The only thing that had allowed him to survive thus far was a little bit of speed and dexterity and a whole lot of luck. If he hadn't run back through that chess set and back again at the first sign of trouble from Quirrel, or run the Basilisk into a knot around that pillar, or run into himself coming and going, or any other number of things, he'd be dead several times over by now.
"If you don't do it, aside from the potentially world-ending paradox, there's the fact that Voldemort will get his hands on a powerful artifact which can cause an incalculable amount of damage nearly a decade before his first defeat." the Unspeakable said, pulling him out of his dark musings on what for him had been something of a seven-year war against Voldemort.
"Fine." Harry sighed, knowing that once again there had been no choice. For him, it was quite possible that the war with Voldemort would never end.

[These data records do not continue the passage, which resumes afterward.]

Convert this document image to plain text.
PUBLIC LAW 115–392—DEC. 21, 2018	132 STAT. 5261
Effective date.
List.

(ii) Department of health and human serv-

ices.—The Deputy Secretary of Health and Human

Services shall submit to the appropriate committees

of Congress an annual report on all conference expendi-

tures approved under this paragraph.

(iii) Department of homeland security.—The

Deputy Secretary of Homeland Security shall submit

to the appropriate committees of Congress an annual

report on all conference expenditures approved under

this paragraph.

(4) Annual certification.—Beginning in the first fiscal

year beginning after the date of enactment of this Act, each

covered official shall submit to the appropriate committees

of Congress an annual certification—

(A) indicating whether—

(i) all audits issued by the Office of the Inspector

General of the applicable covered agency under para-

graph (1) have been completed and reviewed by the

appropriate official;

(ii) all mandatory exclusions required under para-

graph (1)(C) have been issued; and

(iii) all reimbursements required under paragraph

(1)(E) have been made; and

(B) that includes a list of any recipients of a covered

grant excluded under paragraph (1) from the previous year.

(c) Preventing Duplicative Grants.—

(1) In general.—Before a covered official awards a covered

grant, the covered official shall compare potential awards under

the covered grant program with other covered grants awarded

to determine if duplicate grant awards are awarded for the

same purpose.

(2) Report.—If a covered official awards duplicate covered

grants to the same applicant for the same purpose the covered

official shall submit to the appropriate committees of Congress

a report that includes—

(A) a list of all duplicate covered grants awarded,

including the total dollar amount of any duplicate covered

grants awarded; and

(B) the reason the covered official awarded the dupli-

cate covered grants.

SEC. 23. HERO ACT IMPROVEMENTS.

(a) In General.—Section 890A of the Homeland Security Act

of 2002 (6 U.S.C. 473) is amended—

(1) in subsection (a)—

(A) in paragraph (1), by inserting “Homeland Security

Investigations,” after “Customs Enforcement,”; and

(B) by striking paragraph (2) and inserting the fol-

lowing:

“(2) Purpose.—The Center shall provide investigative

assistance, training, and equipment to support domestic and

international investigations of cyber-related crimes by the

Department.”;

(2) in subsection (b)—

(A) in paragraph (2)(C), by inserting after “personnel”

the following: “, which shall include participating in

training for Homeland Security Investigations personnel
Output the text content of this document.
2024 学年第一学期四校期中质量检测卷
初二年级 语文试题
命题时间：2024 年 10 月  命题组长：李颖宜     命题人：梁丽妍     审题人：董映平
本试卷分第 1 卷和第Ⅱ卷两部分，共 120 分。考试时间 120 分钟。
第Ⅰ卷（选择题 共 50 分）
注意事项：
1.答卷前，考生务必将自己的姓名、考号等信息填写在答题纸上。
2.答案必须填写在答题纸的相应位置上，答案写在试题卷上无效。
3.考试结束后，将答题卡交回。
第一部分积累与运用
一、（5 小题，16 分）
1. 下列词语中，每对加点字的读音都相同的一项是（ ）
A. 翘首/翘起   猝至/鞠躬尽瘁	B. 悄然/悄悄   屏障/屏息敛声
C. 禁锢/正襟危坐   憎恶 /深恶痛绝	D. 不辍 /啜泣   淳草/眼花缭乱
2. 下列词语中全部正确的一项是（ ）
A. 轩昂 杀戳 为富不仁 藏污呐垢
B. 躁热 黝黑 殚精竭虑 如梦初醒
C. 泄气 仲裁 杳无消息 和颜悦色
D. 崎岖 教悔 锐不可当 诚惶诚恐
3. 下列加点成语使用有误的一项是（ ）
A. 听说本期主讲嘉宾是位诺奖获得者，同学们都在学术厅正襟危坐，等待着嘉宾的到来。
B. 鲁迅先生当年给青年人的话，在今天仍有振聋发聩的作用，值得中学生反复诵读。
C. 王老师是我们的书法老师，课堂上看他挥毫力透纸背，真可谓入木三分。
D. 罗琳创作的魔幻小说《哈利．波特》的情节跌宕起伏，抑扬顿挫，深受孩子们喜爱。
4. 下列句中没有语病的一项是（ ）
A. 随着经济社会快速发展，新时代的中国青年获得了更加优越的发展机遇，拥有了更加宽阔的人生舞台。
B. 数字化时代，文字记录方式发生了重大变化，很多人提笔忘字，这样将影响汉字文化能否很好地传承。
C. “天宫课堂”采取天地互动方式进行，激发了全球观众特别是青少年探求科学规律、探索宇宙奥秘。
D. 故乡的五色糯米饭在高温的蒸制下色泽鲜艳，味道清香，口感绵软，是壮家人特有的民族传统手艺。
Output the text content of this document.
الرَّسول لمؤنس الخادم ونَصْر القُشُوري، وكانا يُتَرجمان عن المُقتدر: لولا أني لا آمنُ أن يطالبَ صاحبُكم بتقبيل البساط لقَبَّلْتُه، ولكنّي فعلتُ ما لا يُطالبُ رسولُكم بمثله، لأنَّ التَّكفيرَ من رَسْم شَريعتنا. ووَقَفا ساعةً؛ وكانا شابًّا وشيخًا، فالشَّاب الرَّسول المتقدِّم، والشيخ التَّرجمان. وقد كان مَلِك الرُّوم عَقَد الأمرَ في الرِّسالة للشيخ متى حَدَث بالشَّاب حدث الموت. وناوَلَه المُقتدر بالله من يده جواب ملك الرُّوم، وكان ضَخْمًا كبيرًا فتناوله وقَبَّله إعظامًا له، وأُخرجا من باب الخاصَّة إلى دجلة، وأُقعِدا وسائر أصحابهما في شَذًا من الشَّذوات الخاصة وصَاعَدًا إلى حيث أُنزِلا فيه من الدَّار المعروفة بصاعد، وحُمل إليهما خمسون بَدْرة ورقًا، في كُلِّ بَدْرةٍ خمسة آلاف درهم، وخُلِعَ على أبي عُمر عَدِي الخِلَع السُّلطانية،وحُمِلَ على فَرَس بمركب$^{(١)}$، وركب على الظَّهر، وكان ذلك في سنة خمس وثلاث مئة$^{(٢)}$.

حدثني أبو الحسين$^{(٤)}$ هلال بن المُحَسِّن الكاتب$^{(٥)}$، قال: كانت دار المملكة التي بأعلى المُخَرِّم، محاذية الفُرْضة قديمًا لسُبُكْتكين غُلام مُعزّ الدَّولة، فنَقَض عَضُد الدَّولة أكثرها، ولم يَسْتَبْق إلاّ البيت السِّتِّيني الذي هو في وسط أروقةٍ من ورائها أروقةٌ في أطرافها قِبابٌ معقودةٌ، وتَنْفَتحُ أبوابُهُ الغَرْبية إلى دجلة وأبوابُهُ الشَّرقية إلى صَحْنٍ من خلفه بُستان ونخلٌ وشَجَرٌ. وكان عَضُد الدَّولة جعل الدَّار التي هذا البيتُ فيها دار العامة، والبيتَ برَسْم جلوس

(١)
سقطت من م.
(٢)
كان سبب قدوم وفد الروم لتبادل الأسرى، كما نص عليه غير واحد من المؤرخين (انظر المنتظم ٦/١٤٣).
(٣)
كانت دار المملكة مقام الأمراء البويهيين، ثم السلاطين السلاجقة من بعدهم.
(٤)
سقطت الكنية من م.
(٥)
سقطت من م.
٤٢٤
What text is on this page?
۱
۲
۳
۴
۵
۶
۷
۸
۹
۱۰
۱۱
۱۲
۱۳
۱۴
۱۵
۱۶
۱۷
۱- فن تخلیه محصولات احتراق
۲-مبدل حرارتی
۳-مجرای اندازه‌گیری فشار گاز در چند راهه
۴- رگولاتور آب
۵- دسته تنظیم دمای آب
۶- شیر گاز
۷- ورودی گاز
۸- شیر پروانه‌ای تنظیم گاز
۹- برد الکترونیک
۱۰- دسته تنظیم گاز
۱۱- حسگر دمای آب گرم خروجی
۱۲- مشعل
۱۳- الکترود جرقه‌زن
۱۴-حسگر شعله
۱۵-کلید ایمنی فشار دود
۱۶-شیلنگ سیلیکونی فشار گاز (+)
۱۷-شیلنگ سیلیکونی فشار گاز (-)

"The world thanks you Harry." the Unspeakable said not unkindly.
"Just let me get ready first. I've got to pack, and I've got a letter which will need to be sent to my friends after I leave to write." Harry said as he scooted out from under the table.
"Why don't you just tell your friends?" the Unspeakable asked.
"Because they'd try to go with me if I did." Harry said. "They'd follow me to the very gates of Hell, heck they'd follow me into Hell if I so much as mentioned wanting to bother Voldemort in the afterlife for the fun of it."
"I see." the Unspeakable said, sounding rather amused. "Your father tends to gather such friends to him himself."
Scowling at the mention of the man or whatever he was who had broken James Potter's trust, Harry turned towards his room to grab a few things he thought he might need. Even if the Unspeakable hadn't mentioned the world-ending paradox or the possibility of Voldemort winning, he might've gone anyways in order to keep the artifact he was being sent after out of the wrong hands. He'd had that "Saving people thing" since even before he'd been - unknown to himself - adopted by the Doctor. The reason he'd chosen the Harrowgates after all had been because when he'd landed, Wilhelmena who hadn't gotten over the loss of her only son a year earlier had been reaching for a bottle of sleeping pills.
"A meteor rock?!" Harry exclaimed as he stood in a ritual circle in the bowels of the Department of Mysteries two days later while the Unspeakables gave him some last-minute instructions. "I'm looking for a meteor rock?!"